Schuster handed them over and Kellor peered into the smaller envelope. “Something’s scrawled on the inside. Barely detectable.” He looked up. “He must’ve taken the envelope apart, then glued it back together. Very methodical work.”
“His trademark,” Lauren said.
Kellor slit open the envelope and read the faint penciled handwriting out loud.
For out of much affliction and anguish of heart
I wrote unto you with many tears;
not that ye should be grieved,
but that ye might know the love
which I have more abundantly unto you.
And I will very gladly spend and be spent for you;
though the more abundantly I love you, the less I be loved.
Both men were looking at her. Lauren knew her face had paled.
“The sicko’s fixated on you,” Kellor said. “Like an obsessed lover. Now he thinks you’re turning on him. No doubt because of the sketch.”

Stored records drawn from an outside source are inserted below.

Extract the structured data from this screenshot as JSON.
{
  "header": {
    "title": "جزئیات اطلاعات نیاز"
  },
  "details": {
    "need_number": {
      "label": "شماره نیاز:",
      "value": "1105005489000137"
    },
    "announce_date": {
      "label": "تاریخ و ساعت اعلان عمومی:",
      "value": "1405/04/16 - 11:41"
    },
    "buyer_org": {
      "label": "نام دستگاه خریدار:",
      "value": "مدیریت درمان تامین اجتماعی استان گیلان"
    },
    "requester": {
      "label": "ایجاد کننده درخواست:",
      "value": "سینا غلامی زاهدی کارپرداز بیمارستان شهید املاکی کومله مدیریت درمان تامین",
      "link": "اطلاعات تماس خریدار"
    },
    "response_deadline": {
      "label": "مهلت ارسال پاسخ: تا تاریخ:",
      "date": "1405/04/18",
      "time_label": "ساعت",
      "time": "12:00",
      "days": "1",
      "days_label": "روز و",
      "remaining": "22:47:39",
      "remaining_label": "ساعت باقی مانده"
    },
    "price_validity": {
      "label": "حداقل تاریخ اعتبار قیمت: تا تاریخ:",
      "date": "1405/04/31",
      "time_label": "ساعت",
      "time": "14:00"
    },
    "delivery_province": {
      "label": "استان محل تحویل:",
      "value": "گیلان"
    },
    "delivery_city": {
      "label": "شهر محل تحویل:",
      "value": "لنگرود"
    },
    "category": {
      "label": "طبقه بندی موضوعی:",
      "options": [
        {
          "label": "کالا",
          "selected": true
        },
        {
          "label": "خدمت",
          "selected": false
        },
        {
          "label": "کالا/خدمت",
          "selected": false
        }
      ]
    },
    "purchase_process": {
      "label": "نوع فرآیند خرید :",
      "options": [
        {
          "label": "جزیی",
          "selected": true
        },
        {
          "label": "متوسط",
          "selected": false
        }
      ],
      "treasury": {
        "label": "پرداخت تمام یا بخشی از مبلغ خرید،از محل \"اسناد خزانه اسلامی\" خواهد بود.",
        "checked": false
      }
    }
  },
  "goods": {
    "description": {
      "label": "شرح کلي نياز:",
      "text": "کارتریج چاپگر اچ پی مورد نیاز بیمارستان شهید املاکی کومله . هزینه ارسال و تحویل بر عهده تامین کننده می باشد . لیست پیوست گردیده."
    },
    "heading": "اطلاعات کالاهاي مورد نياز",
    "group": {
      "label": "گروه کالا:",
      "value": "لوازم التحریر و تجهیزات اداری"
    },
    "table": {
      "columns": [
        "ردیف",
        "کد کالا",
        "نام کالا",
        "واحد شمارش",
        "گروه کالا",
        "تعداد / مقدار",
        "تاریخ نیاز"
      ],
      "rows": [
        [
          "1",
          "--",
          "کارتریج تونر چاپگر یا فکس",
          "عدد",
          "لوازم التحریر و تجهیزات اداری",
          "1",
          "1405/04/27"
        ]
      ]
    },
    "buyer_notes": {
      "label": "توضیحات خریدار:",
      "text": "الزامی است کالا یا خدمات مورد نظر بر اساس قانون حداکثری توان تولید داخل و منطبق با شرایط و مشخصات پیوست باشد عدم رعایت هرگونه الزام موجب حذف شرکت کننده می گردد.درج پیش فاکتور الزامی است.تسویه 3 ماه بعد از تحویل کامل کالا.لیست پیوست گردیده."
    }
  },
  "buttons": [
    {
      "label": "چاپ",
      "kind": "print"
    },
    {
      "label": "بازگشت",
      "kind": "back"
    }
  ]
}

“The love crap is pure sarcasm,” Lauren said. “He’s just messing with my head. He’s finally feeling some pressure. He’s a control freak. I’m stealing his control. It’s probably making him crazy.”
“Crazy enough to watch your house and risk placing this on your doorstep,” Kellor said.
“He’s been in your house alone with you before,” Schuster said. “He got close to you in a restaurant. He’s had every chance to hurt you, yet he hasn’t. What’s his game?”
“Emotional terrorism. He’s warning me to back off. Telling me he can get to me anytime. Even kill me. Like he killed my partner.” She looked from one face to the other. “And you can’t protect me.”
Silence.
“Do what he’s asking. Keep a low profile. Then he’ll leave you alone.” Schuster’s tone was matter-of-fact, as though he were offering her a simple solution. Passivity always seemed to be a man’s answer to a woman’s problems. But she was a cop. She had no intention of being passive or bending to The Strangler’s will.